Giant Swallowtail & Eastern Pygmy Blue

This week for Flora and Fauna Friday we have a pair of unrelated but extreme exemplifying butterflies, the Eastern Giant Swallowtail (Papilio cresphontes) and the Eastern Pygmy-Blue (Brephidium pseudofea).

The reason why I’ve decided to shine a spot light on these two unrelated species today is because they represent the full range of physical size for our native butterfly species here in South Carolina. Additionally, their preferred natural habitats overlap quite well and you may very well see both species on the same day in the same place. Let’s start with the little one.

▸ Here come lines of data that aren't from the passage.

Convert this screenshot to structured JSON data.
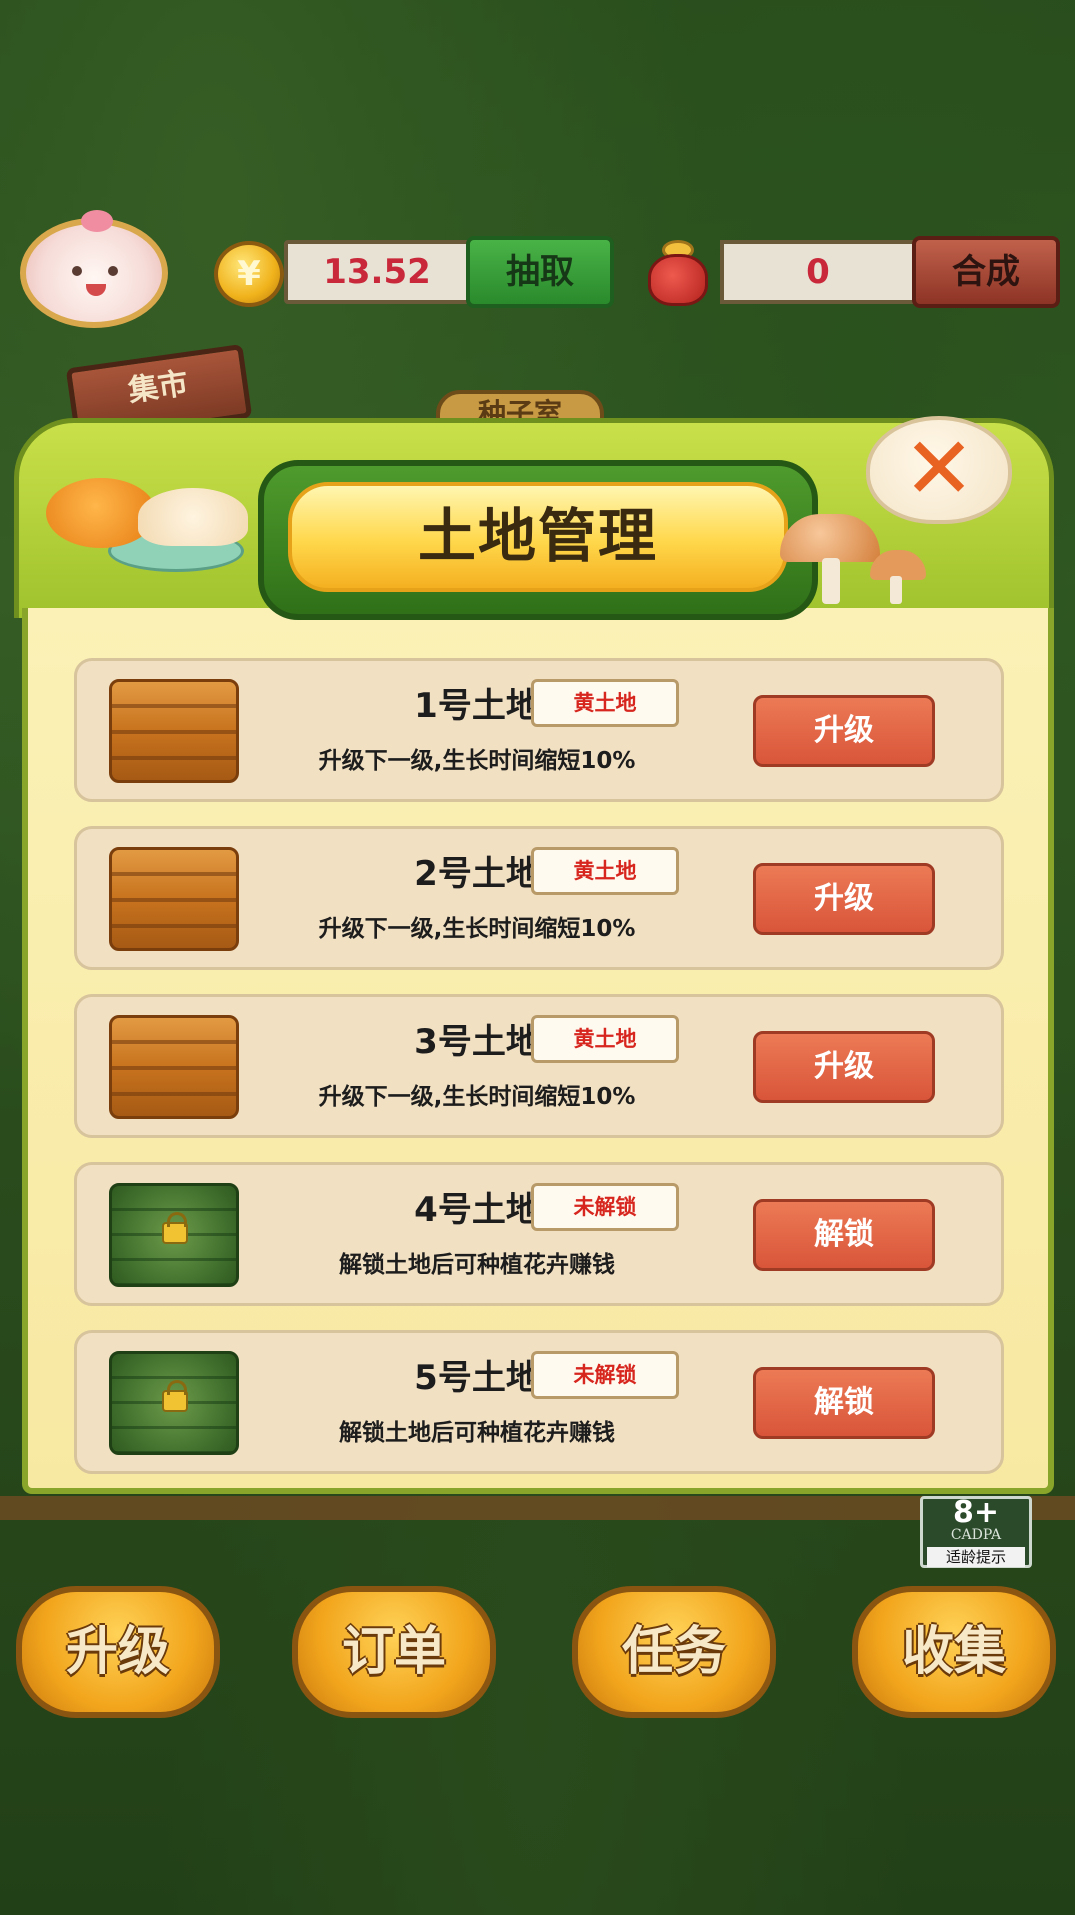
{
  "hud": {
    "coin_symbol": "¥",
    "money": "13.52",
    "draw_label": "抽取",
    "bag_count": "0",
    "merge_label": "合成"
  },
  "background": {
    "market_sign": "集市",
    "seed_room_sign": "种子室"
  },
  "modal": {
    "title": "土地管理",
    "close_symbol": "✕",
    "cards": [
      {
        "name": "1号土地",
        "tag": "黄土地",
        "desc": "升级下一级,生长时间缩短10%",
        "action": "升级",
        "locked": false
      },
      {
        "name": "2号土地",
        "tag": "黄土地",
        "desc": "升级下一级,生长时间缩短10%",
        "action": "升级",
        "locked": false
      },
      {
        "name": "3号土地",
        "tag": "黄土地",
        "desc": "升级下一级,生长时间缩短10%",
        "action": "升级",
        "locked": false
      },
      {
        "name": "4号土地",
        "tag": "未解锁",
        "desc": "解锁土地后可种植花卉赚钱",
        "action": "解锁",
        "locked": true
      },
      {
        "name": "5号土地",
        "tag": "未解锁",
        "desc": "解锁土地后可种植花卉赚钱",
        "action": "解锁",
        "locked": true
      }
    ]
  },
  "age_rating": {
    "age": "8+",
    "org": "CADPA",
    "tip": "适龄提示"
  },
  "bottom_nav": [
    "升级",
    "订单",
    "任务",
    "收集"
  ],
  "colors": {
    "action_button": "#e0623f",
    "tag_text": "#d6261e",
    "money_text": "#c8283a",
    "panel_bg": "#fbf1b6"
  }
}
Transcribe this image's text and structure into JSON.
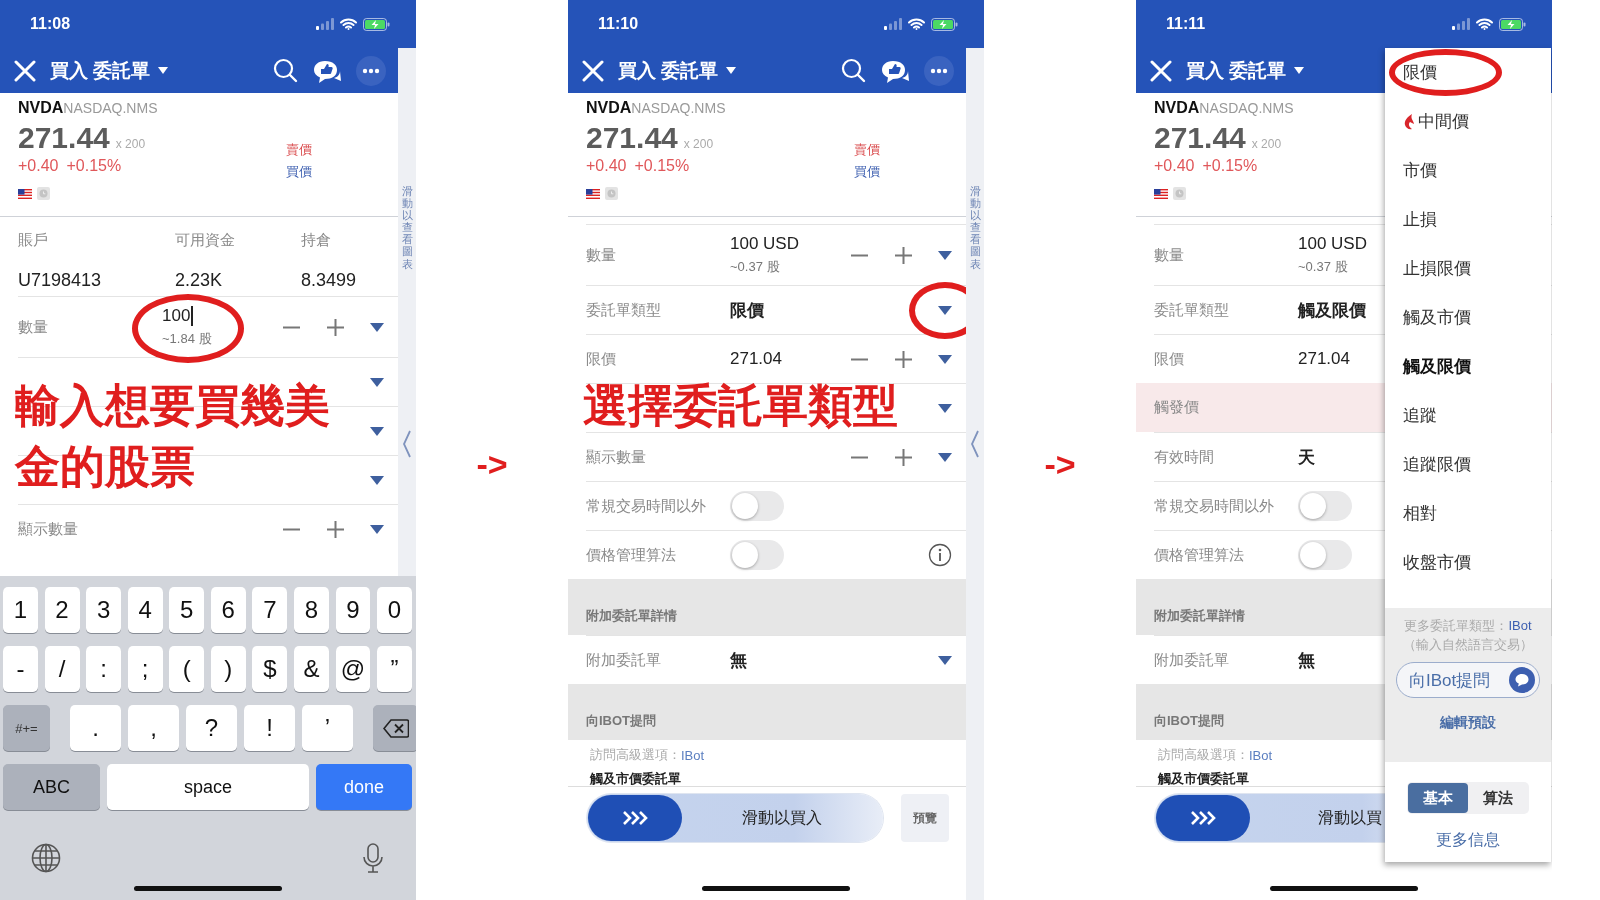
{
  "phones": [
    {
      "status": {
        "time": "11:08"
      },
      "nav": {
        "title": "買入 委託單",
        "actions": true
      },
      "quote": {
        "symbol": "NVDA",
        "exchange": "NASDAQ.NMS",
        "price": "271.44",
        "size": "x 200",
        "change": "+0.40",
        "change_pct": "+0.15%",
        "ask_label": "賣價",
        "bid_label": "買價"
      },
      "side_panel": {
        "label": "滑動以查看圖表"
      },
      "account": [
        {
          "label": "賬戶",
          "value": "U7198413"
        },
        {
          "label": "可用資金",
          "value": "2.23K"
        },
        {
          "label": "持倉",
          "value": "8.3499"
        }
      ],
      "rows": [
        {
          "kind": "quantity",
          "label": "數量",
          "value": "100",
          "sub": "~1.84 股",
          "stepper": true,
          "dropdown": true,
          "circled": true,
          "editing": true
        },
        {
          "kind": "select",
          "stepper": false,
          "dropdown": true,
          "circled": false
        },
        {
          "kind": "price",
          "stepper": false,
          "dropdown": true,
          "circled": false
        },
        {
          "kind": "select",
          "stepper": false,
          "dropdown": true,
          "circled": false
        },
        {
          "kind": "price",
          "label": "顯示數量",
          "stepper": true,
          "dropdown": true,
          "circled": false
        }
      ],
      "annotation": "輸入想要買幾美金的股票",
      "keyboard": {
        "digit_keys": [
          "1",
          "2",
          "3",
          "4",
          "5",
          "6",
          "7",
          "8",
          "9",
          "0"
        ],
        "symbol_keys": [
          "-",
          "/",
          ":",
          ";",
          "(",
          ")",
          "$",
          "&",
          "@",
          "”"
        ],
        "punctuation_keys": [
          ".",
          ",",
          "?",
          "!",
          "’"
        ],
        "mode_key": "#+=",
        "abc_key": "ABC",
        "space_key": "space",
        "done_key": "done"
      }
    },
    {
      "status": {
        "time": "11:10"
      },
      "nav": {
        "title": "買入 委託單",
        "actions": true
      },
      "quote": {
        "symbol": "NVDA",
        "exchange": "NASDAQ.NMS",
        "price": "271.44",
        "size": "x 200",
        "change": "+0.40",
        "change_pct": "+0.15%",
        "ask_label": "賣價",
        "bid_label": "買價"
      },
      "side_panel": {
        "label": "滑動以查看圖表"
      },
      "rows": [
        {
          "kind": "quantity",
          "label": "數量",
          "value": "100 USD",
          "sub": "~0.37 股",
          "stepper": true,
          "dropdown": true,
          "circled": false,
          "editing": false
        },
        {
          "kind": "select",
          "label": "委託單類型",
          "value": "限價",
          "stepper": false,
          "dropdown": true,
          "circled": true
        },
        {
          "kind": "price",
          "label": "限價",
          "value": "271.04",
          "stepper": true,
          "dropdown": true,
          "circled": false
        },
        {
          "kind": "select",
          "stepper": false,
          "dropdown": true,
          "circled": false
        },
        {
          "kind": "price",
          "label": "顯示數量",
          "stepper": true,
          "dropdown": true,
          "circled": false
        },
        {
          "kind": "toggle",
          "label": "常規交易時間以外",
          "on": false,
          "info": false
        },
        {
          "kind": "toggle",
          "label": "價格管理算法",
          "on": false,
          "info": true
        },
        {
          "kind": "section",
          "label": "附加委託單詳情"
        },
        {
          "kind": "select",
          "label": "附加委託單",
          "value": "無",
          "stepper": false,
          "dropdown": true,
          "circled": false
        },
        {
          "kind": "section",
          "label": "向IBOT提問"
        },
        {
          "kind": "link",
          "prefix": "訪問高級選項：",
          "link": "IBot"
        },
        {
          "kind": "note",
          "label": "觸及市價委託單"
        }
      ],
      "annotation": "選擇委託單類型",
      "bottom": {
        "slider": "滑動以買入",
        "level": 0,
        "preview": "預覽"
      }
    },
    {
      "status": {
        "time": "11:11"
      },
      "nav": {
        "title": "買入 委託單"
      },
      "quote": {
        "symbol": "NVDA",
        "exchange": "NASDAQ.NMS",
        "price": "271.44",
        "size": "x 200",
        "change": "+0.40",
        "change_pct": "+0.15%"
      },
      "rows": [
        {
          "kind": "quantity",
          "label": "數量",
          "value": "100 USD",
          "sub": "~0.37 股",
          "editing": false
        },
        {
          "kind": "select",
          "label": "委託單類型",
          "value": "觸及限價"
        },
        {
          "kind": "price",
          "label": "限價",
          "value": "271.04"
        },
        {
          "kind": "trigger",
          "label": "觸發價"
        },
        {
          "kind": "select",
          "label": "有效時間",
          "value": "天"
        },
        {
          "kind": "toggle",
          "label": "常規交易時間以外",
          "on": false
        },
        {
          "kind": "toggle",
          "label": "價格管理算法",
          "on": false
        },
        {
          "kind": "section",
          "label": "附加委託單詳情"
        },
        {
          "kind": "select",
          "label": "附加委託單",
          "value": "無"
        },
        {
          "kind": "section",
          "label": "向IBOT提問"
        },
        {
          "kind": "link",
          "prefix": "訪問高級選項：",
          "link": "IBot"
        },
        {
          "kind": "note",
          "label": "觸及市價委託單"
        }
      ],
      "bottom": {
        "slider": "滑動以買",
        "level": 0
      },
      "menu": {
        "items": [
          {
            "label": "限價",
            "kind": "plain",
            "selected": false,
            "circled": true
          },
          {
            "label": "中間價",
            "kind": "featured",
            "selected": false,
            "circled": false
          },
          {
            "label": "市價",
            "kind": "plain",
            "selected": false,
            "circled": false
          },
          {
            "label": "止損",
            "kind": "plain",
            "selected": false,
            "circled": false
          },
          {
            "label": "止損限價",
            "kind": "plain",
            "selected": false,
            "circled": false
          },
          {
            "label": "觸及市價",
            "kind": "plain",
            "selected": false,
            "circled": false
          },
          {
            "label": "觸及限價",
            "kind": "plain",
            "selected": true,
            "circled": false
          },
          {
            "label": "追蹤",
            "kind": "plain",
            "selected": false,
            "circled": false
          },
          {
            "label": "追蹤限價",
            "kind": "plain",
            "selected": false,
            "circled": false
          },
          {
            "label": "相對",
            "kind": "plain",
            "selected": false,
            "circled": false
          },
          {
            "label": "收盤市價",
            "kind": "plain",
            "selected": false,
            "circled": false
          }
        ],
        "hint": {
          "prefix": "更多委託單類型：",
          "link": "IBot",
          "note": "（輸入自然語言交易）"
        },
        "ask_button": "向IBot提問",
        "edit_link": "編輯預設",
        "segments": [
          {
            "label": "基本",
            "selected": true
          },
          {
            "label": "算法",
            "selected": false
          }
        ],
        "more_link": "更多信息"
      }
    }
  ],
  "arrows": [
    "->",
    "->"
  ]
}
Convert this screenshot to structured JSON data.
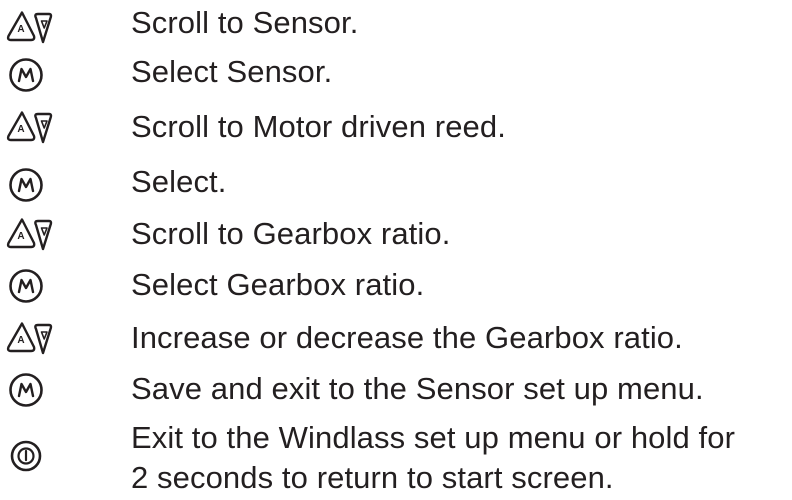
{
  "steps": [
    {
      "icon": "up-down-arrows-icon",
      "lines": [
        "Scroll to Sensor."
      ]
    },
    {
      "icon": "menu-m-button-icon",
      "lines": [
        "Select Sensor."
      ]
    },
    {
      "icon": "up-down-arrows-icon",
      "lines": [
        "Scroll to Motor driven reed."
      ]
    },
    {
      "icon": "menu-m-button-icon",
      "lines": [
        "Select."
      ]
    },
    {
      "icon": "up-down-arrows-icon",
      "lines": [
        "Scroll to Gearbox ratio."
      ]
    },
    {
      "icon": "menu-m-button-icon",
      "lines": [
        "Select Gearbox ratio."
      ]
    },
    {
      "icon": "up-down-arrows-icon",
      "lines": [
        "Increase or decrease the Gearbox ratio."
      ]
    },
    {
      "icon": "menu-m-button-icon",
      "lines": [
        "Save and exit to the Sensor set up menu."
      ]
    },
    {
      "icon": "power-button-icon",
      "lines": [
        "Exit to the Windlass set up menu or hold for",
        "2 seconds to return to start screen."
      ]
    }
  ]
}
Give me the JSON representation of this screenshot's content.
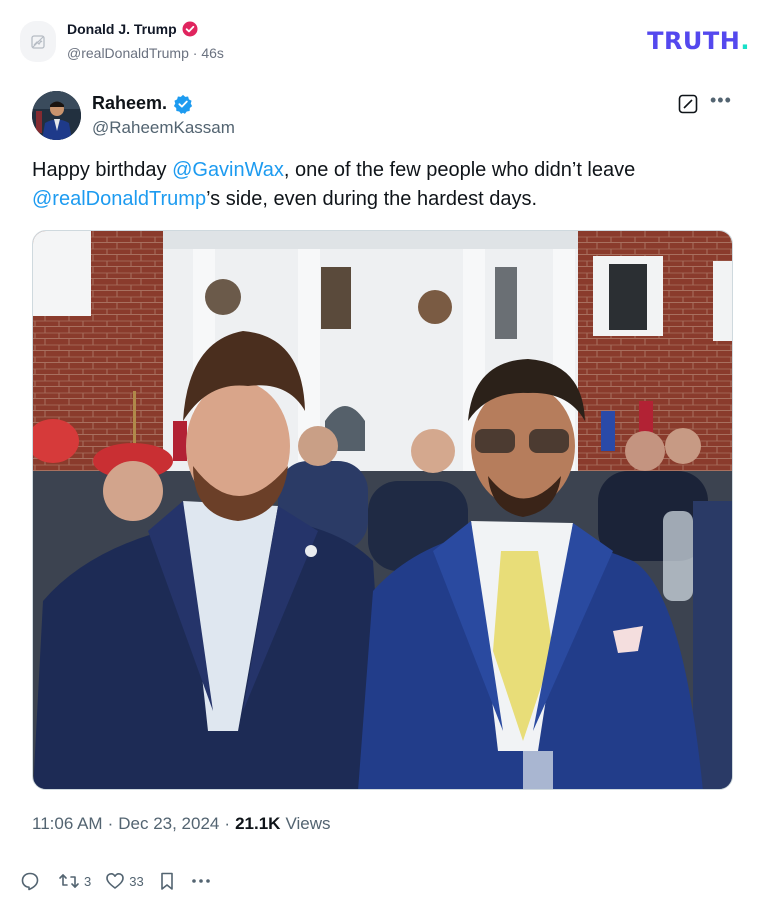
{
  "header": {
    "author_name": "Donald J. Trump",
    "author_handle": "@realDonaldTrump",
    "separator": "·",
    "time_ago": "46s",
    "logo_text": "TRUTH",
    "logo_dot": ".",
    "verified_badge_color": "#e0245e",
    "brand_color": "#5448ee",
    "brand_accent": "#18e0c8"
  },
  "post": {
    "author_name": "Raheem.",
    "author_handle": "@RaheemKassam",
    "verified_badge_color": "#1d9bf0",
    "text_parts": {
      "p1": "Happy birthday ",
      "m1": "@GavinWax",
      "p2": ", one of the few people who didn’t leave ",
      "m2": "@realDonaldTrump",
      "p3": "’s side, even during the hardest days."
    },
    "mention_color": "#1d9bf0",
    "time": "11:06 AM",
    "dot": "·",
    "date": "Dec 23, 2024",
    "views_count": "21.1K",
    "views_label": "Views",
    "actions": {
      "reply_count": "",
      "repost_count": "3",
      "like_count": "33"
    }
  }
}
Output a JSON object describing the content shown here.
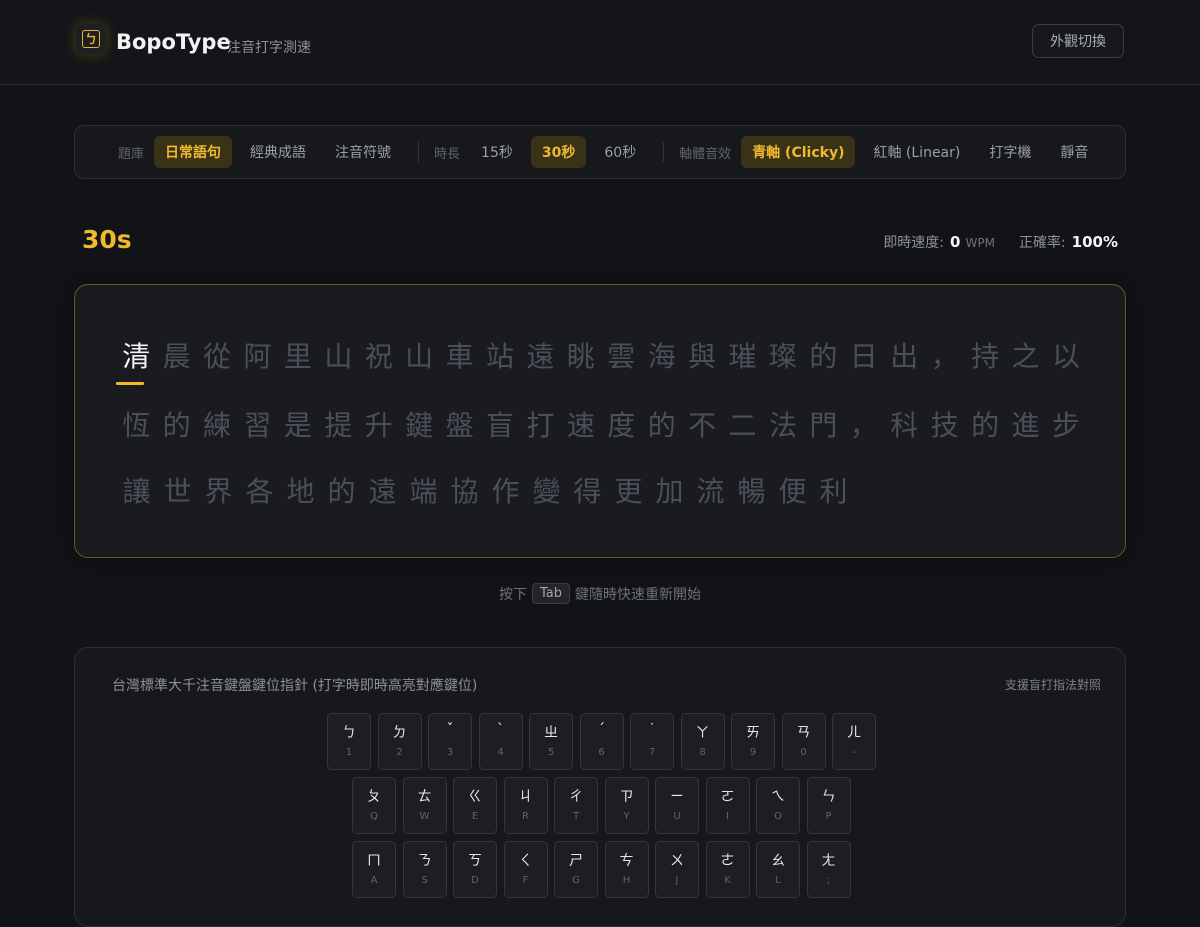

The Eastern Pygmy-Blue is a miniscule butterfly in the Hairstreak family. Usually it’s no bigger than a fingernail. Its underside scales are overall a warm golden-brown down the wings, blending into a silvery-white body. Across the underwing are dashes of white and a trailing edge on the hindwing of six small black and metallic-silver eyespots. The upperside of females is a cinnamon-brown and males a darker shade of cinnamon but with a flash of sapphire blue over and along the body. The Pygmy-Blue can be a troublesome butterfly to find due to its itty-bittiness and preferred habitat, salt flats. The Eastern Pygmy-Blue caterpillar hosts on just as select few species of glassworts and so the adults can only be found in and around these sunny, soggy, sea-breezed, salt-saturated sand-lands. Adults begin flying in late spring and continue through to the end of summer in coastal South Carolina.

The Eastern Giant Swallowtail is a big honkin’ butterfly. They can grow nearly the size of your hand but are generally about six inches wide. Beyond their size, which dwarfs even our other swallowtails, they’re easy to identify by just their coloration. The upper surface of their wings is slate-black with a thick pastel-yellow line of blotches from one forewing tip straight through to the other and another line of yellow blotches running from the “wrists” of the forewings down where they make a “V” near the inner corner of the hindwings, just below a set of sky-blue and sunset-orange eyespots. From below they are even more distinctive, with the entire body and much of the wings being basted in a pure wash of butter-yellow. Through the center of the hindwing underside runs a series of powder-blue crescents and blood-orange blobs bordered with ink-black. The Eastern Giant Swallowtail is not a hard species to spot when you’re in the right place. They patrol the fringes of maritime forests and tidal creeks and are especially common along barrier islands and the Sea Islands. This is because they’re searching for or patrolling around their most prolific native host plant, Toothache Bush, which grows across the coast of the Lowcountry. The caterpillar of our Giant Swallowtail can also eat citrus leaves, and so they’re also a common visitor to orchards and coastal yards. Their caterpillar is easy to spot too. Not only is it big, it also has a distinctive color pattern of white, brown, and black blended together to create a perfect disguise as bird poop. This camouflage helps keep the caterpillars safe from avian predators but does make them stand out starkly against green foliage to the trained eye. Adult Giant Swallowtails fly from mid-spring until down into fall here in the Lowcountry.